TL;DR: If you're the scale of a Fortune 20, you're not gonna use these tools unless it's a hosting platform or just a start. If you're the scale of a Fortune 100, they are a great start that you can tweak and you will likely use them. If you're the scale of a Fortune 1000, then these are great tools to add to your arsenal until you decide that you want to focus on getting good data scientists. If you're smaller than that you might not be able to afford these tools.
Longer explanation: DataRobot is probably the second best autoML solution out there (I'm biased, I realize).

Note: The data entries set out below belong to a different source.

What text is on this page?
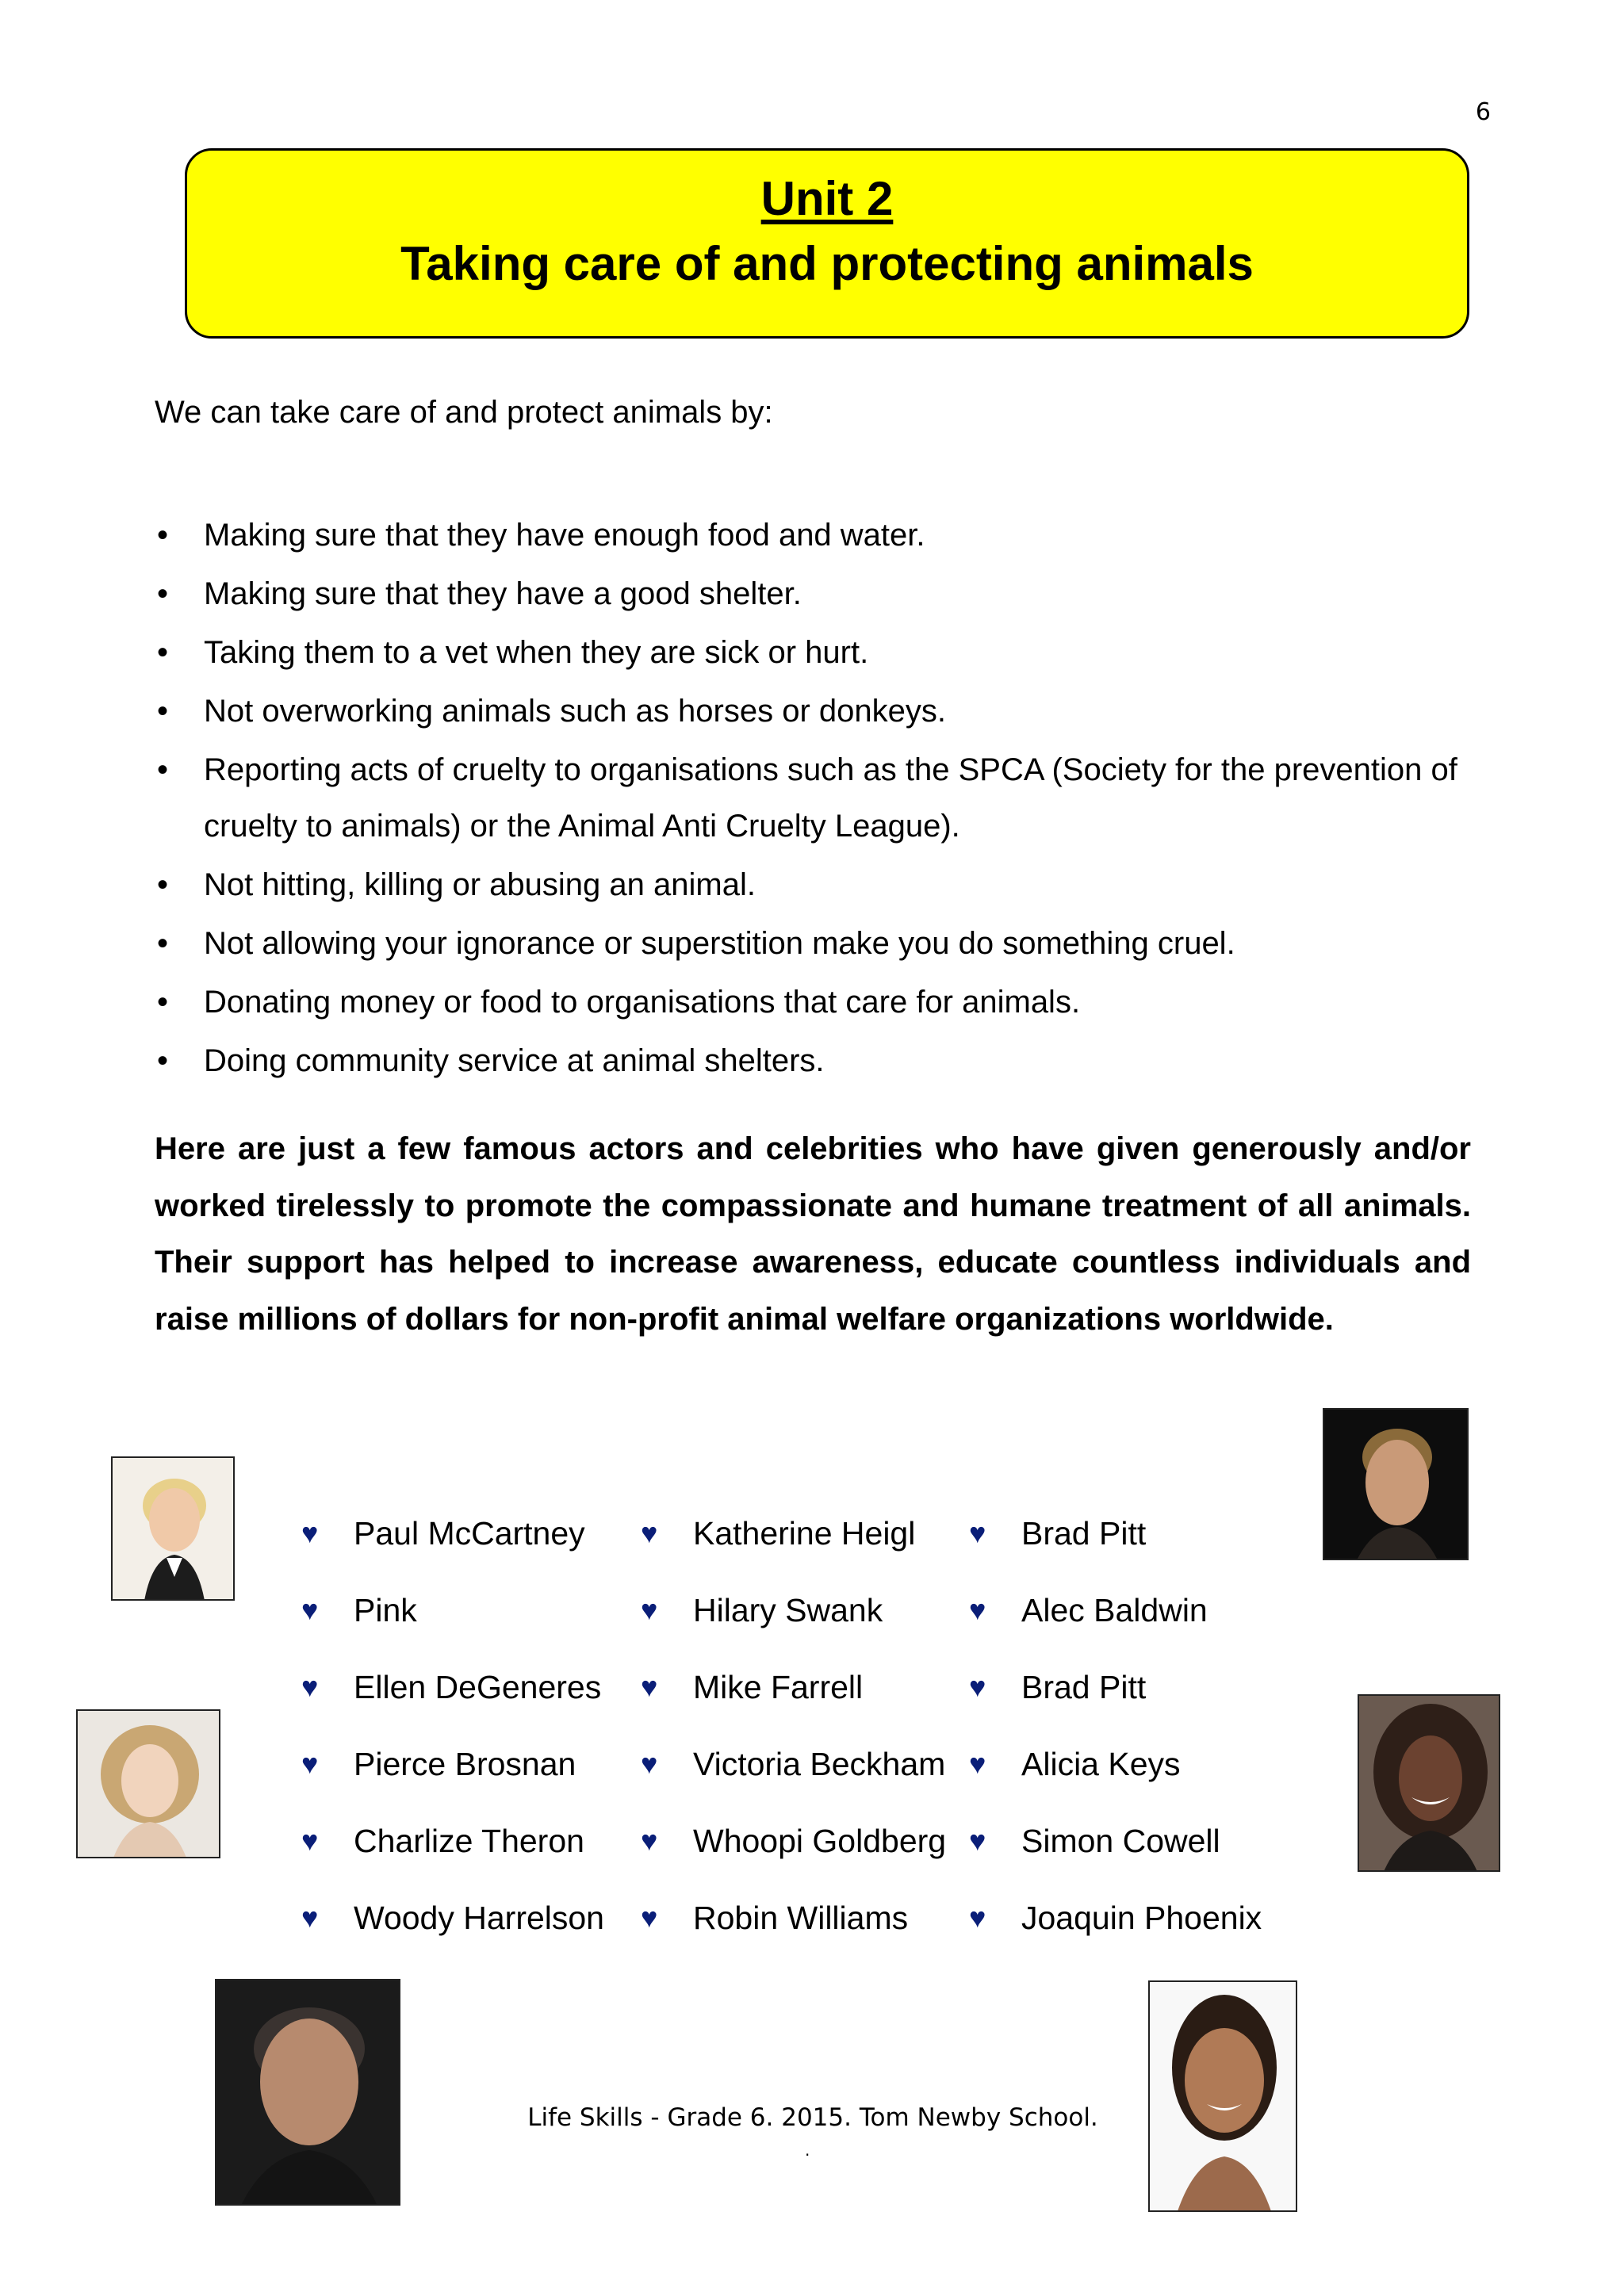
6
Unit 2
Taking care of and protecting animals
We can take care of and protect animals by:
• Making sure that they have enough food and water.
• Making sure that they have a good shelter.
• Taking them to a vet when they are sick or hurt.
• Not overworking animals such as horses or donkeys.
• Reporting acts of cruelty to organisations such as the SPCA (Society for the prevention of cruelty to animals) or the Animal Anti Cruelty League).
• Not hitting, killing or abusing an animal.
• Not allowing your ignorance or superstition make you do something cruel.
• Donating money or food to organisations that care for animals.
• Doing community service at animal shelters.
Here are just a few famous actors and celebrities who have given generously and/or worked tirelessly to promote the compassionate and humane treatment of all animals. Their support has helped to increase awareness, educate countless individuals and raise millions of dollars for non-profit animal welfare organizations worldwide.
♥	Paul McCartney
♥	Pink
♥	Ellen DeGeneres
♥	Pierce Brosnan
♥	Charlize Theron
♥	Woody Harrelson
♥	Katherine Heigl
♥	Hilary Swank
♥	Mike Farrell
♥	Victoria Beckham
♥	Whoopi Goldberg
♥	Robin Williams
♥	Brad Pitt
♥	Alec Baldwin
♥	Brad Pitt
♥	Alicia Keys
♥	Simon Cowell
♥	Joaquin Phoenix
Life Skills - Grade 6. 2015. Tom Newby School.
.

AutoML tools are amazing at going from the 'we want something' to 'we have something' level of specificity and completeness. They do a bunch of (basic, thoughtless) feature engineering and then try a bunch of (basic, thoughtless) parameter tuning to get to the best result you ask for. Huge caveat - you still need to understand what to ask for and how to interpret the result(s).
So if you're at a firm without much in the way of capacity it can scale your capability really, really well. As long what you want is basic, thoughtless models. And then these tools let you host a model so you can score against it.
Don't take that as a necessarily bad thing. Most firms don't have this level of capability and so if what you lack is someone who can write the code then these tools can be amazing at scaling your capabilities. And if you're coming from nothing or a 10% solution then this will get you to an 80% solution and do so quickly.
Now...that being said...if you want it to work better you can't stop with just DataRobot (or any of the other autoML tools). You're not gonna get great. You'll just get good enough.
For what it's worth, I think there is going to be a niche of implementation folks that use tools like DataRobot to get orgs from nearly zero analytics to basic ML level for the next 2 - 10 years.